Ich gehe davon aus, dass es niemanden in diesem Hohen Hause gibt, dem das Schicksal von Qimonda in Dresden gleichgültig wäre. Ich gebe zu, dass eine Entscheidung über eine Staatshilfe, in welcher Form auch immer, wenn es keine Lösung durch einen dritten Investor gibt, keine einfache Entscheidung sein kann. Das hat etwas mit der Besonderheit im internationalen Chipmarkt zu tun. Hierfür ist ursächlich der sogenannte Schweinezyklus verantwortlich, dem die Chipindustrie unterliegt und der von extremen Konjunkturschwankungen mit starkem Preisverfall geprägt wird. Verschärfend kommt nun auch noch die internationale Wirtschaftskrise hinzu, die die Nachfrage nach Chips hat einbrechen lassen und zu einem extremen Preisverfall geführt hat.

Gestatten Sie eine Zwischenfrage?

Bitte.

Danke, liebe Kollegin Runge.

Ich zitiere aus Ihrem sogenannten alternativen Haushalt: „Da die mit milliardenschweren Subventionen geförderten Leuchttürme der Chipindustrie in Dresden ins Wanken geraten sind, erinnert sich mancher an unsere alternativen Konzepte nachhaltiger Produktionsketten in den Regionen.“

Ich frage, liebe Kollegin Runge: Wie erklären Sie sich, dass Sie auf der einen Seite die Ansiedlung der Chipindustrie beklagen und auf der anderen Seite heute die Förderung unter allen Umständen vorantreiben wollen?

(Beifall bei der CDU – Unruhe bei der Linksfraktion)

Nein! Es geht doch überhaupt nicht um die Frage des Entweder-Oder, entweder Leuchttürme oder regionale Wirtschaftskreisläufe, sondern es geht sowohl um das eine als auch um das andere. Nur dann macht Wirtschaftspolitik einen Sinn.

(Beifall bei der Linksfraktion – Zuruf des Abg. Dr. André Hahn, Linksfraktion)

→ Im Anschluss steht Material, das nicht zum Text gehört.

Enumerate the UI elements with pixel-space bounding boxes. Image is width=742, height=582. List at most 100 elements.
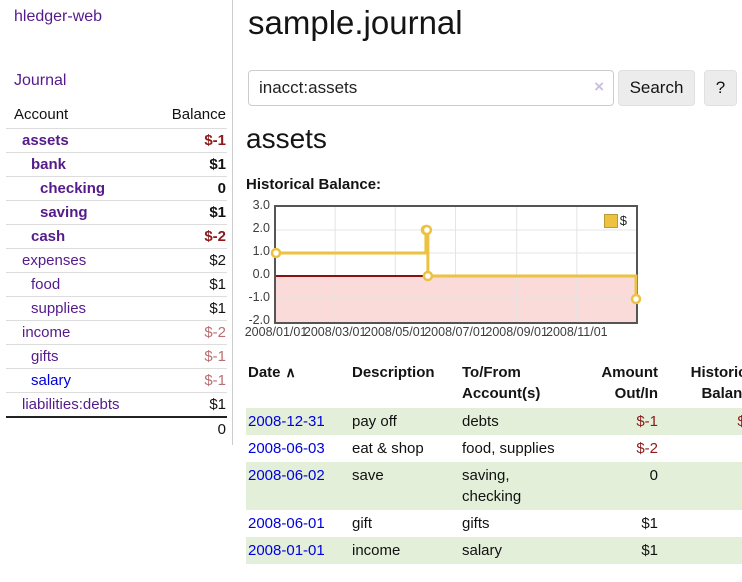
accounts-table: Account Balance assets $-1 bank $1 checking 0… xyxy=(6,103,227,441)
account-balance: $-2 xyxy=(204,324,226,341)
search-input[interactable] xyxy=(248,70,614,106)
sidebar-divider xyxy=(232,0,233,445)
y-axis-tick-label: 1.0 xyxy=(252,244,270,258)
account-link-income[interactable]: income xyxy=(22,324,71,341)
accounts-total-row: 0 xyxy=(6,416,227,441)
transaction-description: gift xyxy=(352,515,373,532)
chart-plot-area: $ xyxy=(270,205,642,324)
search-box: × xyxy=(248,70,614,106)
transaction-amount: $-2 xyxy=(636,440,658,457)
transaction-amount: $1 xyxy=(641,515,658,532)
register-row: 2008-06-03 eat & shop food, supplies $-20 xyxy=(246,435,742,462)
transaction-date-link[interactable]: 2008-01-01 xyxy=(248,542,325,559)
transaction-amount: $1 xyxy=(641,542,658,559)
account-link-bank[interactable]: bank xyxy=(31,156,67,173)
transaction-description: eat & shop xyxy=(352,440,424,457)
transaction-date-link[interactable]: 2008-12-31 xyxy=(248,413,325,430)
page-title: sample.journal xyxy=(248,4,463,41)
x-axis-tick-label: 2008/01/01 xyxy=(244,325,308,339)
register-row: 2008-01-01 income salary $1$1 xyxy=(246,537,742,564)
account-link-expenses[interactable]: expenses xyxy=(22,252,87,269)
transaction-amount: $-1 xyxy=(636,413,658,430)
transaction-historical-balance: $2 xyxy=(661,462,742,510)
account-balance: $1 xyxy=(209,300,226,317)
register-row: 2008-12-31 pay off debts $-1 $-1 xyxy=(246,408,742,435)
register-table: Date ∧ Description To/From Account(s) Amo… xyxy=(246,360,742,564)
x-axis-tick-label: 2008/07/01 xyxy=(424,325,487,339)
y-axis-tick-label: 2.0 xyxy=(252,221,270,235)
account-link-checking[interactable]: checking xyxy=(40,180,106,197)
transaction-description: income xyxy=(352,542,401,559)
transaction-amount: 0 xyxy=(649,467,658,484)
chart-heading: Historical Balance: xyxy=(246,176,382,193)
account-row: salary $-1 xyxy=(6,368,227,392)
brand-link[interactable]: hledger-web xyxy=(14,8,103,25)
account-link-cash[interactable]: cash xyxy=(31,228,66,245)
search-button[interactable]: Search xyxy=(618,70,695,106)
transaction-description: pay off xyxy=(352,413,397,430)
account-balance: $1 xyxy=(209,156,226,173)
account-link-food[interactable]: food xyxy=(31,276,61,293)
register-row: 2008-06-02 save saving, checking 0$2 xyxy=(246,462,742,510)
register-row: 2008-06-01 gift gifts $1$2 xyxy=(246,510,742,537)
account-link-assets[interactable]: assets xyxy=(22,132,69,149)
account-link-gifts[interactable]: gifts xyxy=(31,348,59,365)
account-row: checking 0 xyxy=(6,176,227,200)
account-balance: $-2 xyxy=(204,228,226,245)
accounts-total-value: 0 xyxy=(217,421,226,438)
transaction-accounts: salary xyxy=(462,542,503,559)
historical-balance-chart: $ 3.0 2.0 1.0 0.0 -1.0 -2.0 2008/01/01 2008/03/… xyxy=(244,198,742,347)
transaction-accounts: saving, checking xyxy=(462,467,522,505)
account-row: saving $1 xyxy=(6,200,227,224)
accounts-header-balance: Balance xyxy=(171,106,226,123)
x-axis-tick-label: 2008/09/01 xyxy=(485,325,548,339)
y-axis-tick-label: 0.0 xyxy=(252,267,270,281)
transaction-date-link[interactable]: 2008-06-02 xyxy=(248,467,325,484)
transaction-historical-balance: $-1 xyxy=(737,413,742,430)
transaction-accounts: debts xyxy=(462,413,499,430)
account-link-saving[interactable]: saving xyxy=(40,204,88,221)
account-row: income $-2 xyxy=(6,320,227,344)
account-heading: assets xyxy=(246,123,327,154)
account-link-supplies[interactable]: supplies xyxy=(31,300,87,317)
account-balance: $1 xyxy=(209,276,226,293)
data-point-marker xyxy=(630,293,642,305)
account-row: cash $-2 xyxy=(6,224,227,248)
transaction-accounts: gifts xyxy=(462,515,490,532)
account-row: supplies $1 xyxy=(6,296,227,320)
column-header-amount: Amount Out/In xyxy=(601,364,658,402)
y-axis-tick-label: -1.0 xyxy=(248,290,270,304)
account-balance: $2 xyxy=(209,252,226,269)
sort-asc-icon: ∧ xyxy=(285,364,296,380)
x-axis-tick-label: 2008/05/01 xyxy=(364,325,427,339)
account-row: liabilities:debts $1 xyxy=(6,392,227,416)
account-link-salary[interactable]: salary xyxy=(31,372,72,389)
transaction-accounts: food, supplies xyxy=(462,440,555,457)
account-link-liabilities-debts[interactable]: liabilities:debts xyxy=(22,396,120,413)
account-balance: $1 xyxy=(209,396,226,413)
account-balance: 0 xyxy=(217,180,226,197)
register-header-row: Date ∧ Description To/From Account(s) Amo… xyxy=(246,360,742,408)
data-point-marker xyxy=(421,224,433,236)
y-axis-tick-label: -2.0 xyxy=(248,313,270,327)
transaction-date-link[interactable]: 2008-06-01 xyxy=(248,515,325,532)
chart-legend: $ xyxy=(603,213,627,228)
account-balance: $-1 xyxy=(204,132,226,149)
transaction-historical-balance: $2 xyxy=(661,510,742,537)
account-balance: $-1 xyxy=(204,372,226,389)
transaction-historical-balance: 0 xyxy=(661,435,742,462)
account-row: food $1 xyxy=(6,272,227,296)
transaction-description: save xyxy=(352,467,384,484)
help-button[interactable]: ? xyxy=(704,70,737,106)
column-header-date[interactable]: Date ∧ xyxy=(248,364,296,381)
account-row: expenses $2 xyxy=(6,248,227,272)
transaction-date-link[interactable]: 2008-06-03 xyxy=(248,440,325,457)
legend-swatch-icon xyxy=(603,213,618,228)
column-header-accounts: To/From Account(s) xyxy=(462,364,541,402)
clear-search-icon[interactable]: × xyxy=(594,77,604,96)
account-row: gifts $-1 xyxy=(6,344,227,368)
account-balance: $1 xyxy=(209,204,226,221)
account-balance: $-1 xyxy=(204,348,226,365)
sidebar-item-journal[interactable]: Journal xyxy=(14,72,67,89)
data-point-marker xyxy=(270,247,282,259)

Das Cluster der Chipindustrie in Dresden mit Tausenden gut bezahlter Arbeitsplätze in der Hochtechnologie wurde, wie gesagt, mit Milliarden an Steuergeldern angesiedelt und staatlich gefördert. Erst dadurch ist dieses Zentrum entstanden, und wir können froh darüber sein, einen solchen Technologiestandort zu haben.